Participer au suivi et à l’évaluation de l’action
L’évaluation, processus en lui-même, doit veiller à articuler implication des acteurs et distance nécessaire. On peut proposer plusieurs étapes :
- Après validation du dossier d’expérimentation, l’école ou l’établissement est contractualisé sur l’action. Un protocole de suivi et d’évaluation est proposé et ajusté en partenariat.
- Un accompagnement adapté peut être prévu en matière d’aide à l’analyse de l’action, des pratiques et d’outillage méthodologique en évaluation.

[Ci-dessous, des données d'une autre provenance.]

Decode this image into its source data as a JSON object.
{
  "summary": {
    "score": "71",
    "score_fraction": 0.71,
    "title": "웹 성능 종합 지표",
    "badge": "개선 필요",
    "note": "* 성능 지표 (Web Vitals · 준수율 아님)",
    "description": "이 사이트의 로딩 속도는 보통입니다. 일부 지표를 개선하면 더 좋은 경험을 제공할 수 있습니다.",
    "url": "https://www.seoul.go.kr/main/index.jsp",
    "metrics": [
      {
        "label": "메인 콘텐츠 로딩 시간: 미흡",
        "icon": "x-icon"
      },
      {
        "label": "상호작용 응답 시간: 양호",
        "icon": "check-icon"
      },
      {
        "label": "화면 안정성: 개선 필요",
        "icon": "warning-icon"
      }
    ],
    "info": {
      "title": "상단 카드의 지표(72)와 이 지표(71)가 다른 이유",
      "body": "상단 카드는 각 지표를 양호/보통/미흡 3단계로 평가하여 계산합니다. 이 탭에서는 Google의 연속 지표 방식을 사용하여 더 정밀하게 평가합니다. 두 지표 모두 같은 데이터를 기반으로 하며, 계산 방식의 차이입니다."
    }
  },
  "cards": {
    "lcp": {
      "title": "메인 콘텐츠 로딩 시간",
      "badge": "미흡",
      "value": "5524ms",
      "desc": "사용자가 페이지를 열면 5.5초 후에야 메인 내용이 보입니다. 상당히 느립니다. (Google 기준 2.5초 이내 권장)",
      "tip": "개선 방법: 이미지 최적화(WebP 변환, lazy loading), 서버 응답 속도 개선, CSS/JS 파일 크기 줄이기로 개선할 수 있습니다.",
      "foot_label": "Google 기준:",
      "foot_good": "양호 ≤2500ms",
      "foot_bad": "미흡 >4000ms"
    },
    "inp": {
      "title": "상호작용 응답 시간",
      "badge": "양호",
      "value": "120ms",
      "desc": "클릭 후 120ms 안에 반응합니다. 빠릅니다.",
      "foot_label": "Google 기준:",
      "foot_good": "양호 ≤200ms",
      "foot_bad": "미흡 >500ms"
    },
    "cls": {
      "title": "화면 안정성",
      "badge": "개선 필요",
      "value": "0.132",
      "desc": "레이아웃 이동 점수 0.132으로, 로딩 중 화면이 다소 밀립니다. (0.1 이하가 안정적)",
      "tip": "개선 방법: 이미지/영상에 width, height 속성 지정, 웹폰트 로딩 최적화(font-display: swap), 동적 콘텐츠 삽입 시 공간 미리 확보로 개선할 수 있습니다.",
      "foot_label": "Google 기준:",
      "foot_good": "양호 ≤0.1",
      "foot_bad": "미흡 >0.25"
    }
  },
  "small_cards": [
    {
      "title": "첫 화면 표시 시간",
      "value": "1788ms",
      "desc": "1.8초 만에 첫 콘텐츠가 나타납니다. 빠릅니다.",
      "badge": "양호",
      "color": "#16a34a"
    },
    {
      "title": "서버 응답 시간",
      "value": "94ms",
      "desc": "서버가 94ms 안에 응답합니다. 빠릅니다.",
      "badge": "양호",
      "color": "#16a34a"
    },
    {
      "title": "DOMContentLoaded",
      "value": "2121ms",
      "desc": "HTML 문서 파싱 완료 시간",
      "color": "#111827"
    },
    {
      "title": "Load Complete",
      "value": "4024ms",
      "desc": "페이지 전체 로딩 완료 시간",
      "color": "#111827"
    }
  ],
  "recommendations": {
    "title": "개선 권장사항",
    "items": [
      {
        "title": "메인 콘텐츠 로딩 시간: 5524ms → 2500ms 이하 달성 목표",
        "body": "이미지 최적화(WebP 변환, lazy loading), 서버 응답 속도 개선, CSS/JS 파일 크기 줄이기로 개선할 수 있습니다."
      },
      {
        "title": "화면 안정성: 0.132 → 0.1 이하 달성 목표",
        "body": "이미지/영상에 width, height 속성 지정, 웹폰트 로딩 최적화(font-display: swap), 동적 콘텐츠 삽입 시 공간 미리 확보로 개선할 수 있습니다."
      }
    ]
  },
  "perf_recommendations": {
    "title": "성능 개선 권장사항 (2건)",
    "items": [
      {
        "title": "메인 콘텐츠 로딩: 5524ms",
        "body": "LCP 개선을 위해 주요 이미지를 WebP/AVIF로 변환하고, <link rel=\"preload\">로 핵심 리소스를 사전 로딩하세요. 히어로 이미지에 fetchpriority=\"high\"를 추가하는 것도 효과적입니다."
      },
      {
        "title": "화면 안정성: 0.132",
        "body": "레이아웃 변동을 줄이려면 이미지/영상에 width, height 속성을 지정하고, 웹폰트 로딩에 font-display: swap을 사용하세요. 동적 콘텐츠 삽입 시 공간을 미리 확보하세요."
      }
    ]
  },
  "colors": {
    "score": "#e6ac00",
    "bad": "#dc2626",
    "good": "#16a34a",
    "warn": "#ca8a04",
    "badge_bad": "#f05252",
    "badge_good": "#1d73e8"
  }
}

- Un ou plusieurs regroupements académiques sur des thèmes ou besoins similaires peuvent être prévus selon les cas.
-
Un bilan intermédiaire, puis un bilan écrit final sera produit.
Des écrits aux destinataires multiples
L’évaluation de l’expérimentation comporte plusieurs finalités différentes mais complémentaires en fonction des acteurs concernés pour :
- l’équipe pédagogique et sa direction : l’évaluation a pour principale fonction d’analyser pour réguler et améliorer les dispositifs.
- les instances académiques : l’évaluation représente une aide à la prise de décision et au pilotage du système éducatif.
- le niveau national, le Haut Conseil de l’Éducation : le rapport annuel des académies lui permettra de proposer « des avis sur toute question générale relative à la pédagogie, aux programmes, aux modes d’évaluation des connaissances des élèves, à l’organisation et aux résultats du système éducatif, à la politique de formation des enseignants ».